Last fall, Montgomery, Ala., Director of Public Works Chris Conway and Director of Fleet Management Walt Lilley connected with Rubicon and its SmartCity waste and recycling solutions platform. They outfitted 80 sanitation department vehicles with a smartphone loaded with Rubicon’s hauler-specific app and a telematics “pod” capable of communicating with headquarters and each other.
Lilley said he was hopeful adding telematics would improve driver safety and vehicle health, opting for catastrophic-level vehicle health alerts. “I can’t even count the number of saves. I really don’t know. But our lot is a lot fuller every morning, because when we get notifications and contact sanitation leadership, they tell the drivers to bring them in,” he said.
The new technology also improved customer service, Conway added, but why stop there?
“From the very beginning, we said, ‘Look, we’ve got north of 1,000 miles of streets here, and we’re driving them two or three times a week. What else could we collect?’” Conway said. “So our drivers have the ability to input certain items like potholes, property maintenance issues, graffiti — anything we might be relying on an inspector to canvas.”
If a driver spots an overgrown front lawn, for example, he or she can pick up the phone, snap a photo, and select one of up to 10 customizable “exceptions” listed in a pop-up menu. The location is tagged automatically, and the alert is routed to the city’s 311 system.

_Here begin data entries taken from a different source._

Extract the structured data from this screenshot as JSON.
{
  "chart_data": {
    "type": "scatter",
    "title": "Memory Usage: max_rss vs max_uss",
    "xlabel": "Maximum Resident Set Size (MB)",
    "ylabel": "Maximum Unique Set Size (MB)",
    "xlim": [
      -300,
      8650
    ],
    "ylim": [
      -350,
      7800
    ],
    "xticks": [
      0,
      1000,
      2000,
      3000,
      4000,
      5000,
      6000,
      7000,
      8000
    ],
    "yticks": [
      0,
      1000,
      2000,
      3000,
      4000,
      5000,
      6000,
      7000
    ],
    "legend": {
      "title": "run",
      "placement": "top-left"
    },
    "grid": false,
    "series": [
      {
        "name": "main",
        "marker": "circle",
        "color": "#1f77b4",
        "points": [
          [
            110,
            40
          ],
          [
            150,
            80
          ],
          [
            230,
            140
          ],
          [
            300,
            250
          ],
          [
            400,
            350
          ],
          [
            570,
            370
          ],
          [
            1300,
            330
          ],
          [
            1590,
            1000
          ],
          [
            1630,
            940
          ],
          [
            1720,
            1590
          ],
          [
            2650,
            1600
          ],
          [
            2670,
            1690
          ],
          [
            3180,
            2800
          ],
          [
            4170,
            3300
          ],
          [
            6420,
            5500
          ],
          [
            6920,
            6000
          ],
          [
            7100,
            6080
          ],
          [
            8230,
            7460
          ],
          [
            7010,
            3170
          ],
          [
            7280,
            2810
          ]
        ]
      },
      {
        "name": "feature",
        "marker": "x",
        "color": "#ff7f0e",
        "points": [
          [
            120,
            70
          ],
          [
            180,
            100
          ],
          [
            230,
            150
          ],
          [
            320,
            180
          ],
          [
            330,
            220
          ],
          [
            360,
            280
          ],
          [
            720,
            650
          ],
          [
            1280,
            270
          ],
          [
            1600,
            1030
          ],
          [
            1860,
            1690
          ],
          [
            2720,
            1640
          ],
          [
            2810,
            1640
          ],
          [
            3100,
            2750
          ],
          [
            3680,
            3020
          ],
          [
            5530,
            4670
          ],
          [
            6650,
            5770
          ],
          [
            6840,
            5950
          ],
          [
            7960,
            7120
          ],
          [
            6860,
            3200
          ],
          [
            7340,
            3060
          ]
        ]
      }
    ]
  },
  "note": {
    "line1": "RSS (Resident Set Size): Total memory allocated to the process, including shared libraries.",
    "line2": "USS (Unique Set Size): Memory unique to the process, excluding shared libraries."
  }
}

“Rubicon coined the phrase ‘roaming data center,’ and we bought into that concept,” Conway said. “Obviously your primary mission is waste and sanitation. We’re not going to turn you into an inspector. We’re just saying that, if you see it, you can tag it.”
Stop Spinning Steel
Also onboard with the SmartCity pilot was the City of West Memphis, Ark., where Amanda Hicks serves as city engineer. She had been on the job for about a year when the partnership was proposed last fall, and she had crunched enough numbers to know her city’s sanitation department had room to improve.
West Memphis was far behind similar-size cities in waste tons per route, pickups per hour, and stops per route. So in addition to driver safety and vehicle health, Hicks said she told Rubicon she wanted to track performance-based metrics: how many times each “tipper” empties a can, pickups per hour, and time spent idling. The system also tracks landfill diversion rates by logging and tagging each weigh station visit.
And like Conway and Lilley in Montgomery, Hicks has discovered the system benefits customer service as well.
“If the resident’s can is filled with water, their dog is loose, or the gate to the dumpster is locked, they don’t even have to call dispatch. Take a picture with the phone. It’s tagged to that address. It takes a lot of the guesswork out.”
Sanitation workers have tough jobs and aren’t often recognized, Hicks said, but they do draw their share of complaints. Empowering them to resolve those complaints — and lodge their own — must inevitably improve their working lives.
“It gives them a little pride in their work. ‘I saw that pothole and I reported it.’ Sanitation can become a culture where, even though you want to take pride in your city, it’s hard to get motivated to go over and above. I think sometimes we have to change the culture and take back the pride,” Hicks said.